Eu e meus irmãos (Hélio, Gervásio, Alberto e Luís Augusto), nenhuma irmã, fomos criados a suportar o sofrimento em silêncio. Ela morreu e ninguém chorou a sua morte, a não ser alguns vizinhos.
Não somos filhos ingratos. Estávamos com a consciência tranquila, sem brigas na irmandade e ouvindo-a pedir a morte a Deus nos últimos cinco anos: "Ele se esqueceu de mim!"
Talvez tenha faltado carinho de nossa parte, pois fomos criados no rigor disciplinar e na carência de recursos, embora o tratamento dela nos últimos anos estava muito alto, não lhe faltou nada.
Após o sepultamento, os móveis que ela juntou em 94 anos, já não estão juntos. Nada de valor, tudo muito simples, mas foi um inventário afetuoso, cada um queria ficar com alguma coisa de lembrança: filhos, noras, netos, bisnetos.

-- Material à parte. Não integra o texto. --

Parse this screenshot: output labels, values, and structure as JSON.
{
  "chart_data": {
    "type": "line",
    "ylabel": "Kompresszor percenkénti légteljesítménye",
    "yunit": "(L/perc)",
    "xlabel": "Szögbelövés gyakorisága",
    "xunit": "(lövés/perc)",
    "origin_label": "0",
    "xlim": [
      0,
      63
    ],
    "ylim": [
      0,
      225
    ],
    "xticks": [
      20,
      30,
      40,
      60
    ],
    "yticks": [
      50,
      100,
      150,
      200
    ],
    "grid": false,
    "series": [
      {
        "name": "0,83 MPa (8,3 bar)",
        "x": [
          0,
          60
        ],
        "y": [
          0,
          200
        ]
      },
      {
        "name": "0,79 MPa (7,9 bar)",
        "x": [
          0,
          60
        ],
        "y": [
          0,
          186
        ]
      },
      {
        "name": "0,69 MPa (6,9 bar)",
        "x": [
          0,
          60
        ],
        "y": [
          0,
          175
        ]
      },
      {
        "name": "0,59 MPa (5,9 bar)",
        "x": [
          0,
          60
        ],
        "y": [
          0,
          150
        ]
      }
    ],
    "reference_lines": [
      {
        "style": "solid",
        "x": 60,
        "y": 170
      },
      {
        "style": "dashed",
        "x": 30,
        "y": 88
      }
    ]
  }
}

O inventário da casa, aquele feito no fórum local, está em andamento. Se os herdeiros não o fizer, o poder público acabará ficando com o imóvel. Estamos enfrentando a burocracia, como se estivéssemos dividindo fazendas.
Esta casa foi deixada pelos avós paternos. Após a venda do sítio, deu para comprar aquela casa. Isso foi há 30 anos. Antes, a família pagava aluguel, passando por 16 casas em Araçatuba. Ninguém mais do que eles tinham sofrido a falta de uma política habitacional.

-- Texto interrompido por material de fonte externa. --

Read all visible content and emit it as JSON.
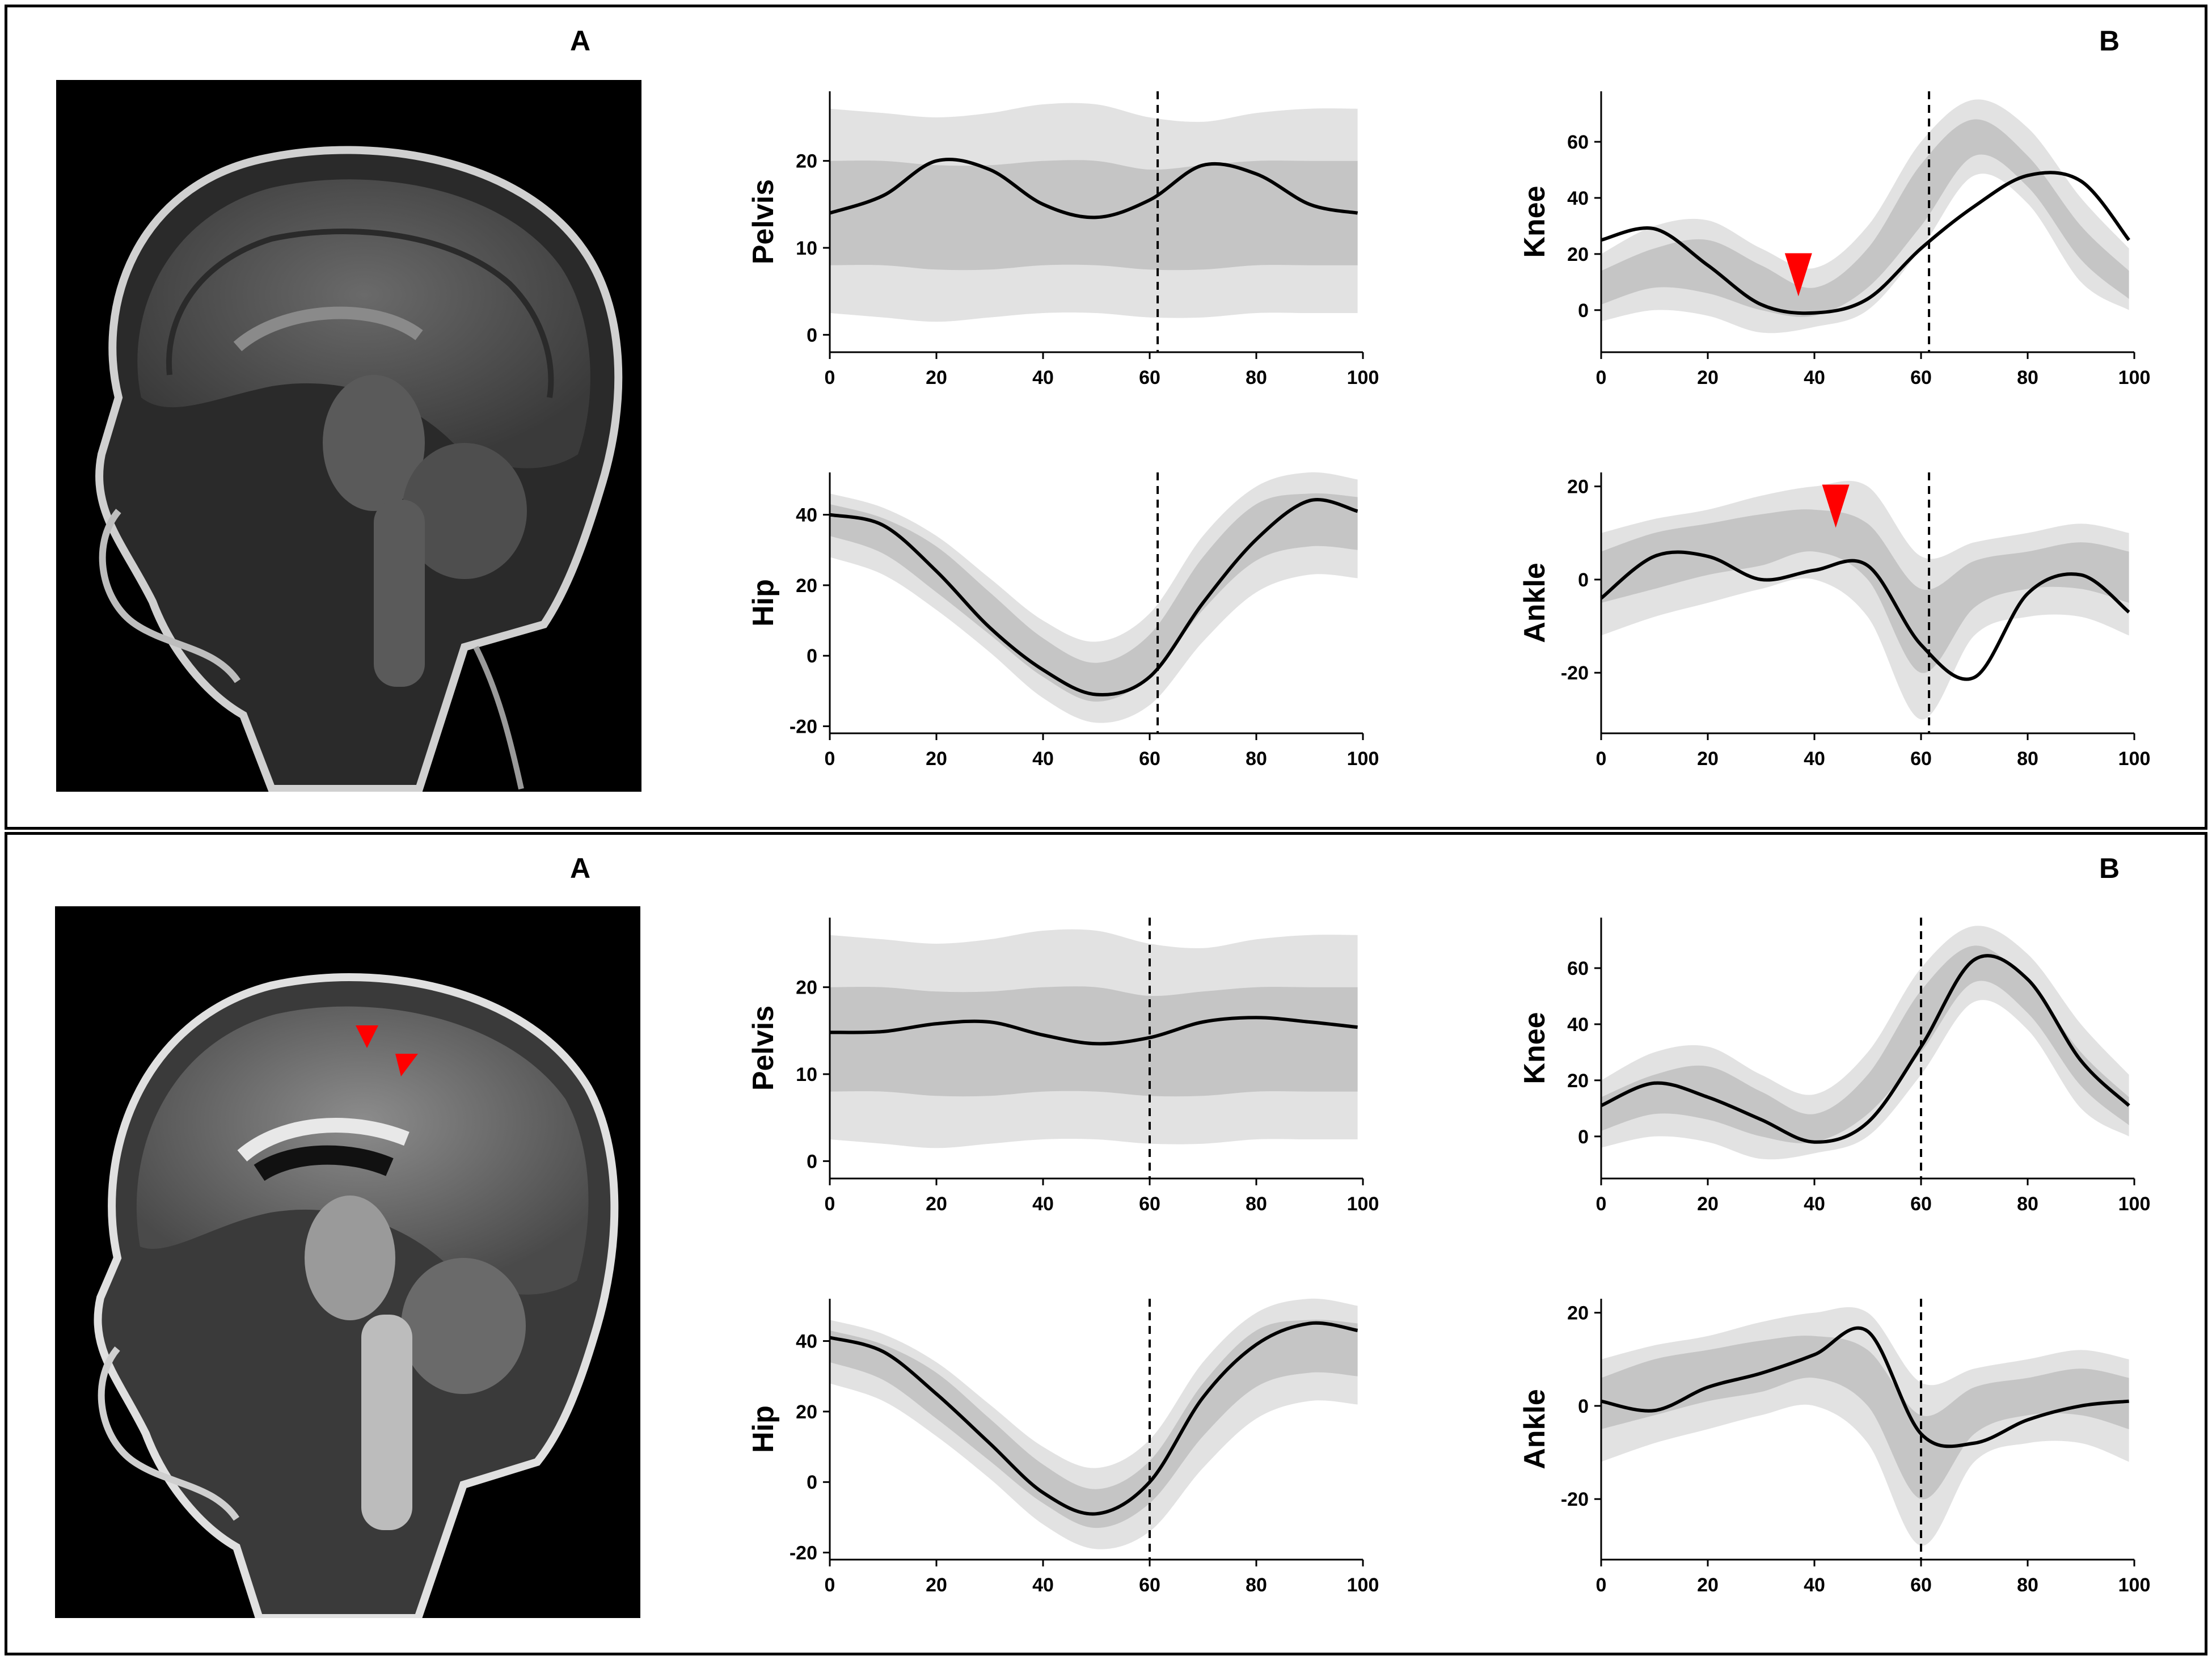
{
  "panels": [
    {
      "letter_left": "A",
      "letter_right": "B"
    },
    {
      "letter_left": "A",
      "letter_right": "B"
    }
  ],
  "colors": {
    "outer_band": "#e2e2e2",
    "inner_band": "#c5c5c5",
    "mean_line": "#000000",
    "marker": "#ff0000"
  },
  "chart_data": [
    {
      "type": "area",
      "panel": 1,
      "ylabel": "Pelvis",
      "xlim": [
        0,
        100
      ],
      "ylim": [
        -2,
        28
      ],
      "xticks": [
        0,
        20,
        40,
        60,
        80,
        100
      ],
      "yticks": [
        0,
        10,
        20
      ],
      "toe_off_x": 61.5,
      "x": [
        0,
        10,
        20,
        30,
        40,
        50,
        60,
        70,
        80,
        90,
        99
      ],
      "outer_upper": [
        26,
        25.5,
        25,
        25.5,
        26.5,
        26.5,
        25,
        24.5,
        25.5,
        26,
        26
      ],
      "outer_lower": [
        2.5,
        2,
        1.5,
        2,
        2.5,
        2.5,
        2,
        2,
        2.5,
        2.5,
        2.5
      ],
      "inner_upper": [
        20,
        20,
        19.5,
        19.5,
        20,
        20,
        19,
        19.5,
        20,
        20,
        20
      ],
      "inner_lower": [
        8,
        8,
        7.5,
        7.5,
        8,
        8,
        7.5,
        7.5,
        8,
        8,
        8
      ],
      "mean": [
        14,
        16,
        20,
        19,
        15,
        13.5,
        15.5,
        19.5,
        18.5,
        15,
        14
      ]
    },
    {
      "type": "area",
      "panel": 1,
      "ylabel": "Knee",
      "xlim": [
        0,
        100
      ],
      "ylim": [
        -15,
        78
      ],
      "xticks": [
        0,
        20,
        40,
        60,
        80,
        100
      ],
      "yticks": [
        0,
        20,
        40,
        60
      ],
      "toe_off_x": 61.5,
      "x": [
        0,
        10,
        20,
        30,
        40,
        50,
        60,
        70,
        80,
        90,
        99
      ],
      "outer_upper": [
        20,
        30,
        32,
        22,
        15,
        30,
        60,
        75,
        65,
        40,
        22
      ],
      "outer_lower": [
        -4,
        0,
        -2,
        -8,
        -6,
        0,
        22,
        48,
        38,
        10,
        0
      ],
      "inner_upper": [
        14,
        22,
        25,
        16,
        8,
        22,
        52,
        68,
        55,
        30,
        14
      ],
      "inner_lower": [
        2,
        8,
        6,
        0,
        -2,
        8,
        30,
        55,
        44,
        18,
        4
      ],
      "mean": [
        25,
        29,
        16,
        2,
        -1,
        4,
        22,
        37,
        48,
        46,
        25
      ],
      "markers": [
        {
          "x": 37,
          "y": 13
        }
      ]
    },
    {
      "type": "area",
      "panel": 1,
      "ylabel": "Hip",
      "xlim": [
        0,
        100
      ],
      "ylim": [
        -22,
        52
      ],
      "xticks": [
        0,
        20,
        40,
        60,
        80,
        100
      ],
      "yticks": [
        -20,
        0,
        20,
        40
      ],
      "toe_off_x": 61.5,
      "x": [
        0,
        10,
        20,
        30,
        40,
        50,
        60,
        70,
        80,
        90,
        99
      ],
      "outer_upper": [
        46,
        42,
        34,
        22,
        10,
        4,
        12,
        34,
        48,
        52,
        50
      ],
      "outer_lower": [
        28,
        23,
        13,
        1,
        -12,
        -19,
        -14,
        4,
        18,
        23,
        22
      ],
      "inner_upper": [
        43,
        39,
        31,
        18,
        5,
        -2,
        6,
        28,
        43,
        46,
        45
      ],
      "inner_lower": [
        34,
        29,
        18,
        6,
        -6,
        -13,
        -6,
        13,
        27,
        31,
        30
      ],
      "mean": [
        40,
        37,
        24,
        8,
        -4,
        -11,
        -6,
        15,
        33,
        44,
        41
      ]
    },
    {
      "type": "area",
      "panel": 1,
      "ylabel": "Ankle",
      "xlim": [
        0,
        100
      ],
      "ylim": [
        -33,
        23
      ],
      "xticks": [
        0,
        20,
        40,
        60,
        80,
        100
      ],
      "yticks": [
        -20,
        0,
        20
      ],
      "toe_off_x": 61.5,
      "x": [
        0,
        10,
        20,
        30,
        40,
        50,
        60,
        70,
        80,
        90,
        99
      ],
      "outer_upper": [
        10,
        13,
        15,
        18,
        20,
        20,
        5,
        8,
        10,
        12,
        10
      ],
      "outer_lower": [
        -12,
        -8,
        -5,
        -2,
        0,
        -8,
        -30,
        -12,
        -8,
        -8,
        -12
      ],
      "inner_upper": [
        6,
        10,
        12,
        14,
        15,
        12,
        -2,
        4,
        6,
        8,
        6
      ],
      "inner_lower": [
        -5,
        -2,
        1,
        3,
        6,
        0,
        -20,
        -6,
        -2,
        -2,
        -5
      ],
      "mean": [
        -4,
        5,
        5,
        0,
        2,
        3,
        -14,
        -21,
        -3,
        1,
        -7
      ],
      "markers": [
        {
          "x": 44,
          "y": 16
        }
      ]
    },
    {
      "type": "area",
      "panel": 2,
      "ylabel": "Pelvis",
      "xlim": [
        0,
        100
      ],
      "ylim": [
        -2,
        28
      ],
      "xticks": [
        0,
        20,
        40,
        60,
        80,
        100
      ],
      "yticks": [
        0,
        10,
        20
      ],
      "toe_off_x": 60,
      "x": [
        0,
        10,
        20,
        30,
        40,
        50,
        60,
        70,
        80,
        90,
        99
      ],
      "outer_upper": [
        26,
        25.5,
        25,
        25.5,
        26.5,
        26.5,
        25,
        24.5,
        25.5,
        26,
        26
      ],
      "outer_lower": [
        2.5,
        2,
        1.5,
        2,
        2.5,
        2.5,
        2,
        2,
        2.5,
        2.5,
        2.5
      ],
      "inner_upper": [
        20,
        20,
        19.5,
        19.5,
        20,
        20,
        19,
        19.5,
        20,
        20,
        20
      ],
      "inner_lower": [
        8,
        8,
        7.5,
        7.5,
        8,
        8,
        7.5,
        7.5,
        8,
        8,
        8
      ],
      "mean": [
        14.8,
        14.9,
        15.8,
        16,
        14.5,
        13.5,
        14.2,
        16,
        16.5,
        16,
        15.4
      ]
    },
    {
      "type": "area",
      "panel": 2,
      "ylabel": "Knee",
      "xlim": [
        0,
        100
      ],
      "ylim": [
        -15,
        78
      ],
      "xticks": [
        0,
        20,
        40,
        60,
        80,
        100
      ],
      "yticks": [
        0,
        20,
        40,
        60
      ],
      "toe_off_x": 60,
      "x": [
        0,
        10,
        20,
        30,
        40,
        50,
        60,
        70,
        80,
        90,
        99
      ],
      "outer_upper": [
        20,
        30,
        32,
        22,
        15,
        30,
        60,
        75,
        65,
        40,
        22
      ],
      "outer_lower": [
        -4,
        0,
        -2,
        -8,
        -6,
        0,
        22,
        48,
        38,
        10,
        0
      ],
      "inner_upper": [
        14,
        22,
        25,
        16,
        8,
        22,
        52,
        68,
        55,
        30,
        14
      ],
      "inner_lower": [
        2,
        8,
        6,
        0,
        -2,
        8,
        30,
        55,
        44,
        18,
        4
      ],
      "mean": [
        11,
        19,
        14,
        6,
        -2,
        5,
        32,
        63,
        56,
        27,
        11
      ]
    },
    {
      "type": "area",
      "panel": 2,
      "ylabel": "Hip",
      "xlim": [
        0,
        100
      ],
      "ylim": [
        -22,
        52
      ],
      "xticks": [
        0,
        20,
        40,
        60,
        80,
        100
      ],
      "yticks": [
        -20,
        0,
        20,
        40
      ],
      "toe_off_x": 60,
      "x": [
        0,
        10,
        20,
        30,
        40,
        50,
        60,
        70,
        80,
        90,
        99
      ],
      "outer_upper": [
        46,
        42,
        34,
        22,
        10,
        4,
        12,
        34,
        48,
        52,
        50
      ],
      "outer_lower": [
        28,
        23,
        13,
        1,
        -12,
        -19,
        -14,
        4,
        18,
        23,
        22
      ],
      "inner_upper": [
        43,
        39,
        31,
        18,
        5,
        -2,
        6,
        28,
        43,
        46,
        45
      ],
      "inner_lower": [
        34,
        29,
        18,
        6,
        -6,
        -13,
        -6,
        13,
        27,
        31,
        30
      ],
      "mean": [
        41,
        37,
        25,
        11,
        -3,
        -9,
        0,
        24,
        39,
        45,
        43
      ]
    },
    {
      "type": "area",
      "panel": 2,
      "ylabel": "Ankle",
      "xlim": [
        0,
        100
      ],
      "ylim": [
        -33,
        23
      ],
      "xticks": [
        0,
        20,
        40,
        60,
        80,
        100
      ],
      "yticks": [
        -20,
        0,
        20
      ],
      "toe_off_x": 60,
      "x": [
        0,
        10,
        20,
        30,
        40,
        50,
        60,
        70,
        80,
        90,
        99
      ],
      "outer_upper": [
        10,
        13,
        15,
        18,
        20,
        20,
        5,
        8,
        10,
        12,
        10
      ],
      "outer_lower": [
        -12,
        -8,
        -5,
        -2,
        0,
        -8,
        -30,
        -12,
        -8,
        -8,
        -12
      ],
      "inner_upper": [
        6,
        10,
        12,
        14,
        15,
        12,
        -2,
        4,
        6,
        8,
        6
      ],
      "inner_lower": [
        -5,
        -2,
        1,
        3,
        6,
        0,
        -20,
        -6,
        -2,
        -2,
        -5
      ],
      "mean": [
        1,
        -1,
        4,
        7,
        11,
        16,
        -6,
        -8,
        -3,
        0,
        1
      ]
    }
  ]
}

O apego do casal àquele imóvel era intenso, tanto é que meu pai Luís deixou à minha mãe Augusta um testamento verbal: "se eu morrer primeiro, Gusta, não saia dessa casa, não vá morar em casa de filhos". E assim, embora com 10 anos de intervalo, ambos morreram na mesma casa e no mesmo sofá.

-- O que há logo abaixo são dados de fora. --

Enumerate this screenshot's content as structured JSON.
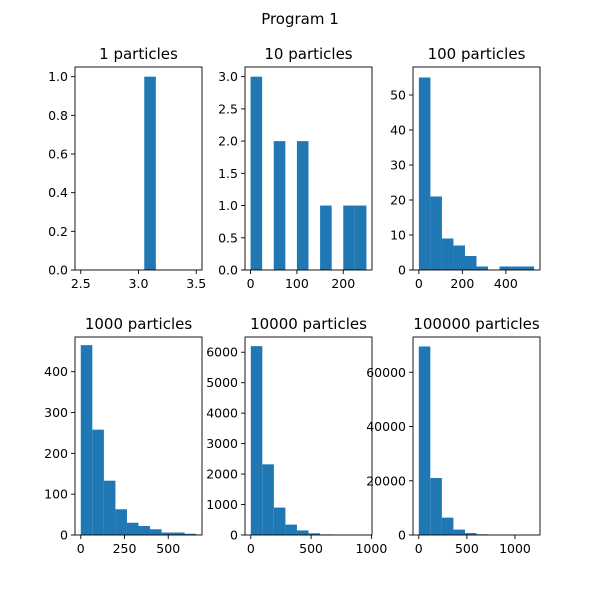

A herança que era um sítio virou uma casa; a que que era uma casa pode virar um carro usado, assim as propriedades foram baixando de valor. Viraram pó.
O verdadeiro inventário que não são os móveis e nem os imóveis, que passa apenas pelo crivo da justiça social são os nossos diplomas, os estudos. Eles triplicaram nossas propriedades. Todos moram em suas casas, tem suas aposentadorias, cada um com seus carros e posição social.
O casal Luís e Augusta puseram na cabeça que estudar os filhos era o único procedimento a fazer para tirá-los da pobreza. Confiaram, fizeram e conseguiram. Esse é o único inventário válido.
4 comentários:
Concordo Hélio, diploma e a melhor herança.
Tiveram uma atitude aplausível.Parabéns professr pela cronica e humildade em descrever a realidade que viveram.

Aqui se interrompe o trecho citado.